Dr. Abdulai B. Salifu, Director General of the Council for Scientific and Industrial Research (CSIR) has bemoaned the practice where rice farms were being taken away for residential and oil businesses, and said this had the tendency to thwart the countrys efforts of meeting its rice demands.
He indicated that some pieces of land along the Nyankpala road that were previously being used to cultivate rice in large quantities, were being taken away by filling station businesses, and blamed state institutions such as the Town and Country Planning and the Environmental Protection Agency (EPA) for being complicit.
Dr. Salifu expressed the concern in Tamale on Wednesday during the launch of the quality rice development project being funded by Alliance for Green Revolution (AGRA) and implemented by CSIR-SARI with TRIAS Ghana and AMSIG Resource as partners.
Launching the three-year project, the Director General said his outfit had made frantic efforts to stop such practices but in the process realized that the Town and Country Planning Department was complicit in releasing such lands, instead of being used for rice cultivation.
He expressed regret that state institutions that were supposed to safe-guard the country, were rather engaged in illegalities to the neglect of the total good, noting that Ghanaians stood to lose a lot with such negligence.
Dr. Salifu said the CSIR had over the years conducted cutting-edge research and extended the frontiers through applied research, field studies to generate technologies for increased productivity and extended the technologies to end-users.
He said it was reassuring that government was focused on partnering with the private sector, to eliminate constraints to tackle challenges in the agricultural sector, noting that 1,200 hectares of land had been added to the stock of irrigable lands for rice production.
Dr. Salifu said another 8,000 hectares have been added by the private sector to supplement 6,000 hectares in the three northern regions, stressing that 15,200 hectares of total land had been devoted to rice cultivation in the country.
He observed that if the country continued in such progress, it would become a net exporter of rice and that the national rice development strategy, sustainable development of rain-fed lowland rice production, rice sector support project and the inland valley rice development projects, were but few of the projects that would enhance growth in the sector.
Agriculture-led development is fundamental to reducing hunger and poverty, generating economic growth, employment, reducing the burden of food imports and opening the way to an expansion of export, he added.
Dr. Stephen K. Nutsugah, Director of SARI, said the project reaffirmed the vision of the organization to making agricultural research responsive to farmer needs and national development, to maximize synergy to improve livelihoods of smallholder farmers.

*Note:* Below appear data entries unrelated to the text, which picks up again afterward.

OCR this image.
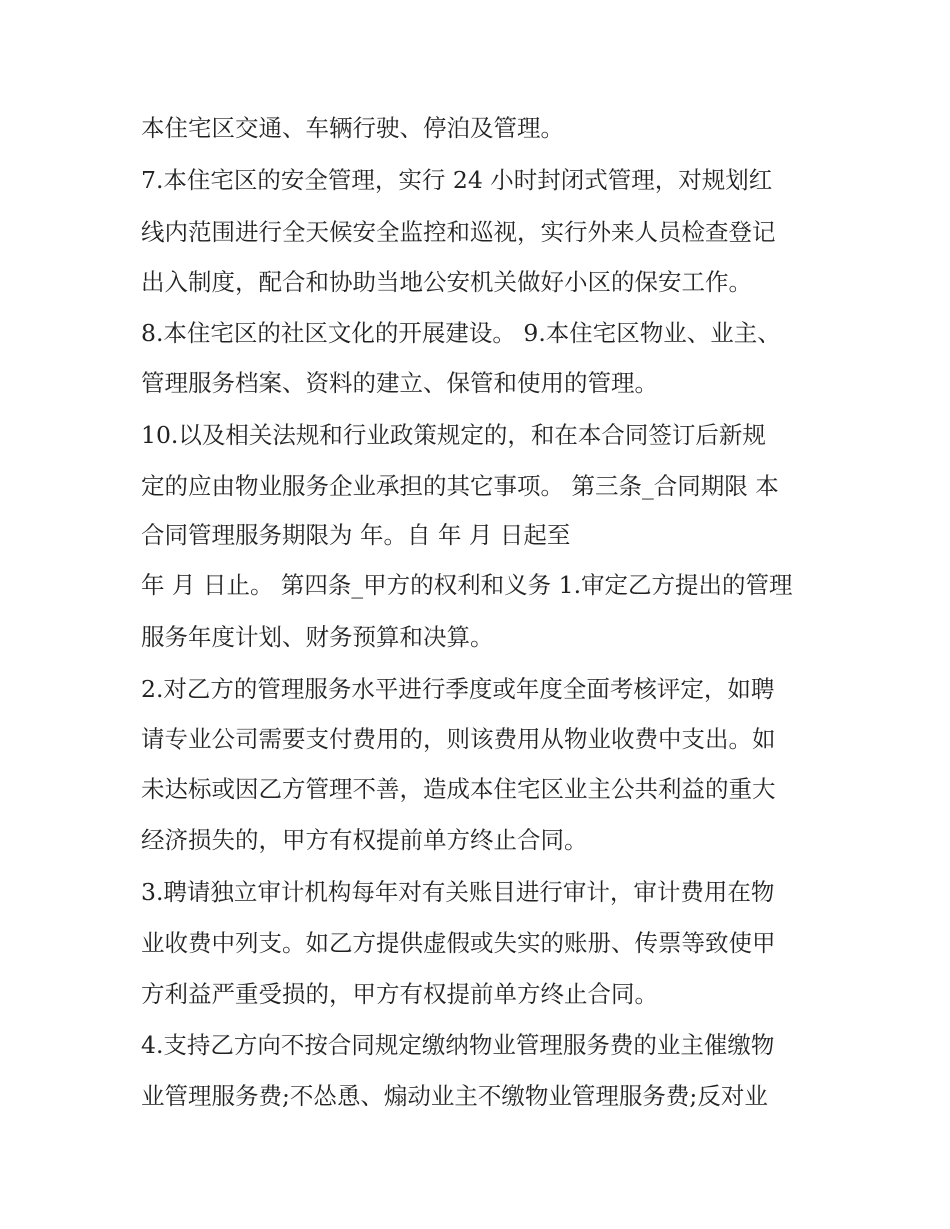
本住宅区交通、车辆行驶、停泊及管理。
7.本住宅区的安全管理，实行 24 小时封闭式管理，对规划红
线内范围进行全天候安全监控和巡视，实行外来人员检查登记
出入制度，配合和协助当地公安机关做好小区的保安工作。
8.本住宅区的社区文化的开展建设。 9.本住宅区物业、业主、
管理服务档案、资料的建立、保管和使用的管理。
10.以及相关法规和行业政策规定的，和在本合同签订后新规
定的应由物业服务企业承担的其它事项。 第三条_合同期限 本
合同管理服务期限为 年。自 年 月 日起至
年 月 日止。 第四条_甲方的权利和义务 1.审定乙方提出的管理
服务年度计划、财务预算和决算。
2.对乙方的管理服务水平进行季度或年度全面考核评定，如聘
请专业公司需要支付费用的，则该费用从物业收费中支出。如
未达标或因乙方管理不善，造成本住宅区业主公共利益的重大
经济损失的，甲方有权提前单方终止合同。
3.聘请独立审计机构每年对有关账目进行审计，审计费用在物
业收费中列支。如乙方提供虚假或失实的账册、传票等致使甲
方利益严重受损的，甲方有权提前单方终止合同。
4.支持乙方向不按合同规定缴纳物业管理服务费的业主催缴物
业管理服务费;不怂恿、煽动业主不缴物业管理服务费;反对业
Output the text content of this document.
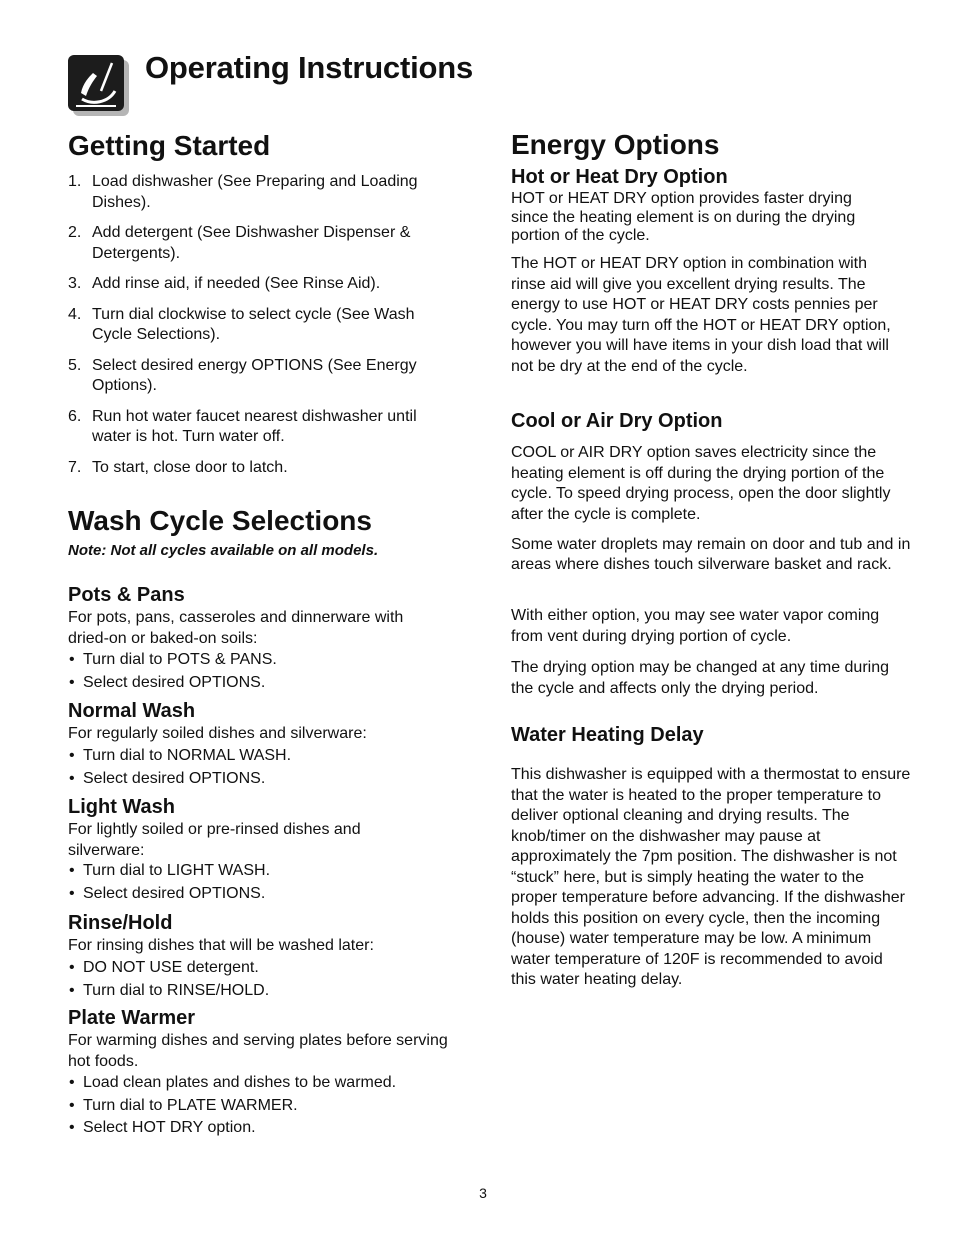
Operating Instructions
Getting Started
1. Load dishwasher (See Preparing and Loading Dishes).
2. Add detergent (See Dishwasher Dispenser & Detergents).
3. Add rinse aid, if needed (See Rinse Aid).
4. Turn dial clockwise to select cycle (See Wash Cycle Selections).
5. Select desired energy OPTIONS (See Energy Options).
6. Run hot water faucet nearest dishwasher until water is hot. Turn water off.
7. To start, close door to latch.
Wash Cycle Selections

Note: Not all cycles available on all models.

Pots & Pans

For pots, pans, casseroles and dinnerware with dried-on or baked-on soils:

• Turn dial to POTS & PANS.
• Select desired OPTIONS.
Normal Wash

For regularly soiled dishes and silverware:

• Turn dial to NORMAL WASH.
• Select desired OPTIONS.
Light Wash

For lightly soiled or pre-rinsed dishes and silverware:

• Turn dial to LIGHT WASH.
• Select desired OPTIONS.
Rinse/Hold

For rinsing dishes that will be washed later:

• DO NOT USE detergent.
• Turn dial to RINSE/HOLD.
Plate Warmer

For warming dishes and serving plates before serving hot foods.

• Load clean plates and dishes to be warmed.
• Turn dial to PLATE WARMER.
• Select HOT DRY option.
Energy Options
Hot or Heat Dry Option

HOT or HEAT DRY option provides faster drying since the heating element is on during the drying portion of the cycle.

The HOT or HEAT DRY option in combination with rinse aid will give you excellent drying results. The energy to use HOT or HEAT DRY costs pennies per cycle. You may turn off the HOT or HEAT DRY option, however you will have items in your dish load that will not be dry at the end of the cycle.

Cool or Air Dry Option

COOL or AIR DRY option saves electricity since the heating element is off during the drying portion of the cycle. To speed drying process, open the door slightly after the cycle is complete.

Some water droplets may remain on door and tub and in areas where dishes touch silverware basket and rack.

With either option, you may see water vapor coming from vent during drying portion of cycle.

The drying option may be changed at any time during the cycle and affects only the drying period.

Water Heating Delay

This dishwasher is equipped with a thermostat to ensure that the water is heated to the proper temperature to deliver optional cleaning and drying results. The knob/timer on the dishwasher may pause at approximately the 7pm position. The dishwasher is not “stuck” here, but is simply heating the water to the proper temperature before advancing. If the dishwasher holds this position on every cycle, then the incoming (house) water temperature may be low. A minimum water temperature of 120F is recommended to avoid this water heating delay.

3
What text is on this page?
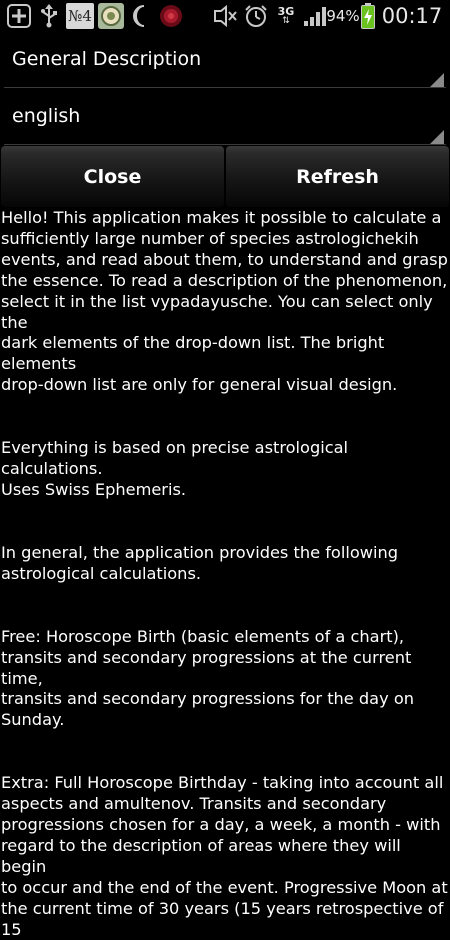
№4	3G
⇅ 94% 00:17
General Description
english
Close	Refresh

Hello! This application makes it possible to calculate a
sufficiently large number of species astrologichekih
events, and read about them, to understand and grasp
the essence. To read a description of the phenomenon,
select it in the list vypadayusche. You can select only the
dark elements of the drop-down list. The bright elements
drop-down list are only for general visual design.

Everything is based on precise astrological calculations.
Uses Swiss Ephemeris.

In general, the application provides the following
astrological calculations.

Free: Horoscope Birth (basic elements of a chart),
transits and secondary progressions at the current time,
transits and secondary progressions for the day on
Sunday.

Extra: Full Horoscope Birthday - taking into account all
aspects and amultenov. Transits and secondary
progressions chosen for a day, a week, a month - with
regard to the description of areas where they will begin
to occur and the end of the event. Progressive Moon at
the current time of 30 years (15 years retrospective of 15
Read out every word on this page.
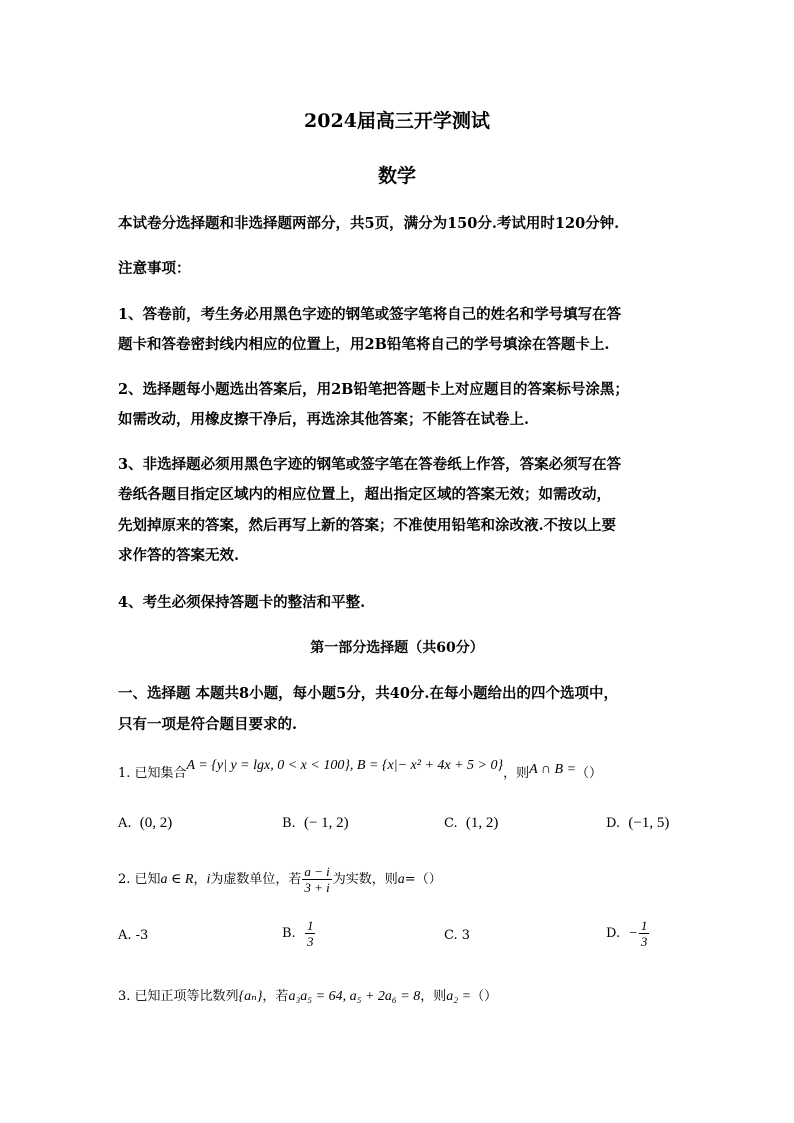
2024届高三开学测试
数学
本试卷分选择题和非选择题两部分，共5页，满分为150分.考试用时120分钟.
注意事项：
1、答卷前，考生务必用黑色字迹的钢笔或签字笔将自己的姓名和学号填写在答
题卡和答卷密封线内相应的位置上，用2B铅笔将自己的学号填涂在答题卡上.
2、选择题每小题选出答案后，用2B铅笔把答题卡上对应题目的答案标号涂黑；
如需改动，用橡皮擦干净后，再选涂其他答案；不能答在试卷上.
3、非选择题必须用黑色字迹的钢笔或签字笔在答卷纸上作答，答案必须写在答
卷纸各题目指定区域内的相应位置上，超出指定区域的答案无效；如需改动，
先划掉原来的答案，然后再写上新的答案；不准使用铅笔和涂改液.不按以上要
求作答的答案无效.
4、考生必须保持答题卡的整洁和平整.
第一部分选择题（共60分）
一、选择题 本题共8小题，每小题5分，共40分.在每小题给出的四个选项中，
只有一项是符合题目要求的.
1. 已知集合A = {y| y = lgx, 0 < x < 100}, B = {x|− x² + 4x + 5 > 0}，则A ∩ B =（）
A. (0, 2)	B. (− 1, 2)	C. (1, 2)	D. (−1, 5)
2. 已知a ∈ R，i为虚数单位，若 $\frac{a - i}{3 + i}$ 为实数，则a=（）
A. -3	B. $\frac{1}{3}$	C. 3	D. − $\frac{1}{3}$
3. 已知正项等比数列{aₙ}，若a₃a₅ = 64, a₅ + 2a₆ = 8，则a₂ =（）
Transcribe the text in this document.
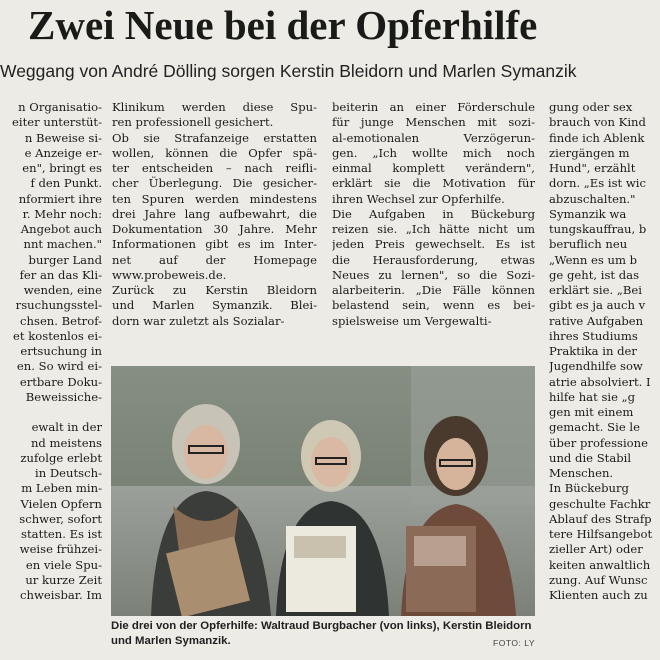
Zwei Neue bei der Opferhilfe
Weggang von André Dölling sorgen Kerstin Bleidorn und Marlen Symanzik
n Organisatio-
eiter unterstüt-
n Beweise si-
e Anzeige er-
en", bringt es
f den Punkt.
nformiert ihre
r. Mehr noch:
Angebot auch
nnt machen."
burger Land
fer an das Kli-
wenden, eine
rsuchungsstel-
chsen. Betrof-
et kostenlos ei-
ertsuchung in
en. So wird ei-
ertbare Doku-
Beweissiche-

ewalt in der
nd meistens
zufolge erlebt
in Deutsch-
m Leben min-
Vielen Opfern
schwer, sofort
statten. Es ist
weise frühzei-
en viele Spu-
ur kurze Zeit
chweisbar. Im
Klinikum werden diese Spu-
ren professionell gesichert.
Ob sie Strafanzeige erstatten
wollen, können die Opfer spä-
ter entscheiden – nach reifli-
cher Überlegung. Die gesicher-
ten Spuren werden mindestens
drei Jahre lang aufbewahrt, die
Dokumentation 30 Jahre. Mehr
Informationen gibt es im Inter-
net auf der Homepage
www.probeweis.de.
Zurück zu Kerstin Bleidorn
und Marlen Symanzik. Blei-
dorn war zuletzt als Sozialar-
beiterin an einer Förderschule
für junge Menschen mit sozi-
al-emotionalen Verzögerun-
gen. „Ich wollte mich noch
einmal komplett verändern",
erklärt sie die Motivation für
ihren Wechsel zur Opferhilfe.
Die Aufgaben in Bückeburg
reizen sie. „Ich hätte nicht um
jeden Preis gewechselt. Es ist
die Herausforderung, etwas
Neues zu lernen", so die Sozi-
alarbeiterin. „Die Fälle können
belastend sein, wenn es bei-
spielsweise um Vergewalti-
gung oder sex
brauch von Kind
finde ich Ablenk
ziergängen m
Hund", erzählt
dorn. „Es ist wic
abzuschalten."
Symanzik wa
tungskauffrau, b
beruflich neu
„Wenn es um b
ge geht, ist das
erklärt sie. „Bei
gibt es ja auch v
rative Aufgaben
ihres Studiums
Praktika in der
Jugendhilfe sow
atrie absolviert. I
hilfe hat sie „g
gen mit einem
gemacht. Sie le
über professione
und die Stabil
Menschen.
In Bückeburg
geschulte Fachkr
Ablauf des Strafp
tere Hilfsangebot
zieller Art) oder
keiten anwaltlich
zung. Auf Wunsc
Klienten auch zu
Die drei von der Opferhilfe: Waltraud Burgbacher (von links), Kerstin Bleidorn und Marlen Symanzik.	FOTO: LY
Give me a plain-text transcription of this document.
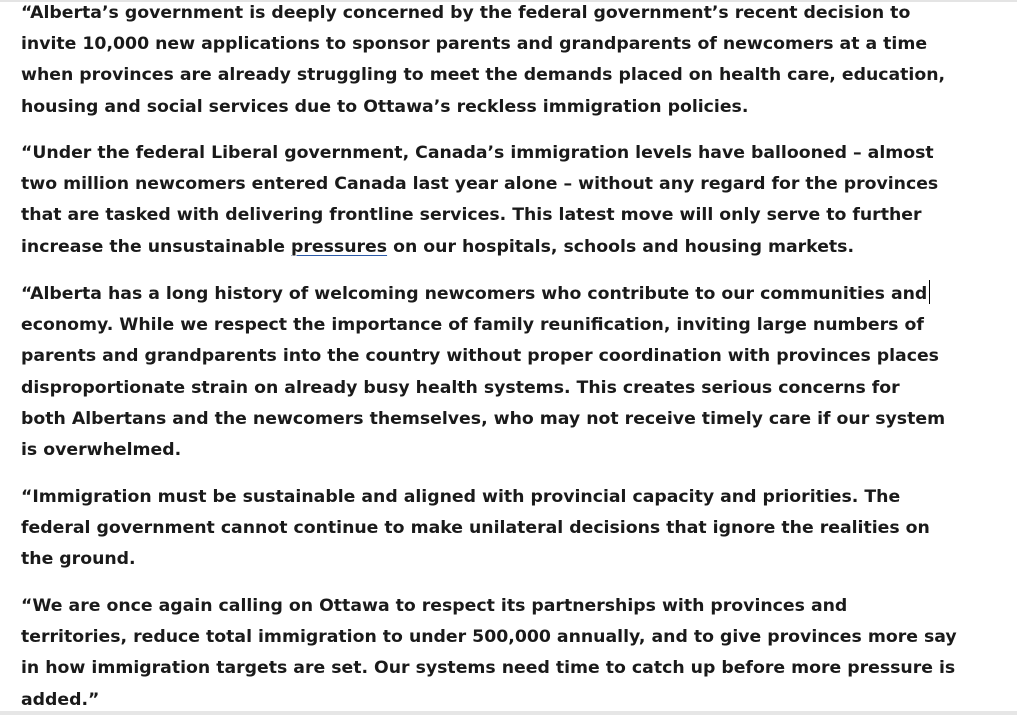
“Alberta’s government is deeply concerned by the federal government’s recent decision to
invite 10,000 new applications to sponsor parents and grandparents of newcomers at a time
when provinces are already struggling to meet the demands placed on health care, education,
housing and social services due to Ottawa’s reckless immigration policies.

“Under the federal Liberal government, Canada’s immigration levels have ballooned – almost
two million newcomers entered Canada last year alone – without any regard for the provinces
that are tasked with delivering frontline services. This latest move will only serve to further
increase the unsustainable pressures on our hospitals, schools and housing markets.

“Alberta has a long history of welcoming newcomers who contribute to our communities and
economy. While we respect the importance of family reunification, inviting large numbers of
parents and grandparents into the country without proper coordination with provinces places
disproportionate strain on already busy health systems. This creates serious concerns for
both Albertans and the newcomers themselves, who may not receive timely care if our system
is overwhelmed.

“Immigration must be sustainable and aligned with provincial capacity and priorities. The
federal government cannot continue to make unilateral decisions that ignore the realities on
the ground.

“We are once again calling on Ottawa to respect its partnerships with provinces and
territories, reduce total immigration to under 500,000 annually, and to give provinces more say
in how immigration targets are set. Our systems need time to catch up before more pressure is
added.”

He said among some of the objectives of the project was to strengthen institutional and organizational capacities of Farmer-Based Organizations, to improve access to services and marketing of locally produced rice.
Mr. Samuel Sey, Programme Officer for Farmer Organization Support Centre in Africa (FOSCA), expressed worry that poverty was most severe among food crop farmers in the country, and urged government to initiate policies to assist them.
He said small-scale farmers who dominated the local rice industry lacked access to premium varieties that were demanded by the market forces noting that traditional farming practices must give way to modern farming practices for desired results.